Gerome Warburton

Personal information
- Nickname: Bread maker
- Born: 29 June 1995 (age 31) Bodelwyddan, Denbighshire, Wales
- Weight: Middleweight

Boxing career
- Stance: Southpaw

Boxing record
- Total fights: 22
- Wins: 18
- Win by KO: 2
- Losses: 2
- Draws: 2

= Gerome Warburton =

Welsh boxer (born 1995)

Gerome Warburton (born 29 June 1995) is a Welsh professional boxer. He has held the WBA Continental middleweight title since March 2026. Warburton is also a former Welsh middleweight champion and has challenged for the British and Commonwealth titles in the same weight division.

==Career==
A professional since 2019, Warburton won the vacant Welsh middleweight title with a 97–94 points win over Morgan Jones at LC2 in Swansea on 28 May 2022.

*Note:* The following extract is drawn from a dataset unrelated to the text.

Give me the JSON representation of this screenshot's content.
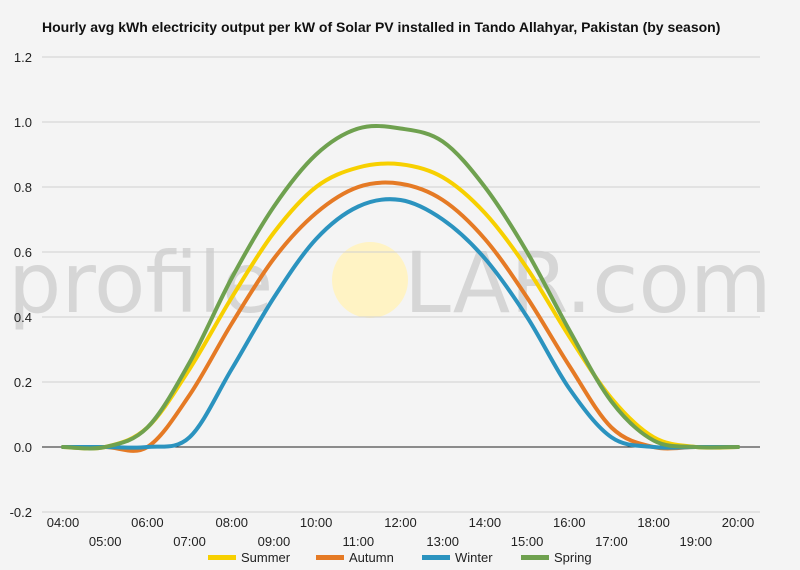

Almost exactly three years later on 17 May 2025, he challenged Commonwealth middleweight champion Kieron Conway at the Copper Box Arena in London, with the vacant British middleweight title also on the line. Warburton lost by stoppage in the fourth round.

Warburton was scheduled to face Nathan Heaney at Co-op Live Arena in Manchester on 24 January 2026. However, the fight was postponed when headliner, Moses Itauma, suffered an injury less than two weeks before the event, with the entire card being put back to take place at the same venue on 28 March 2026. When the bout eventually took place, Warburton won via unanimous decision claiming the vacant WBA Continental middleweight title in the process.

A rematch between Warburton and Heaney took place at bp pulse LIVE in Birmingham on 26 September 2026. Once again Warburton won by unanimous decision.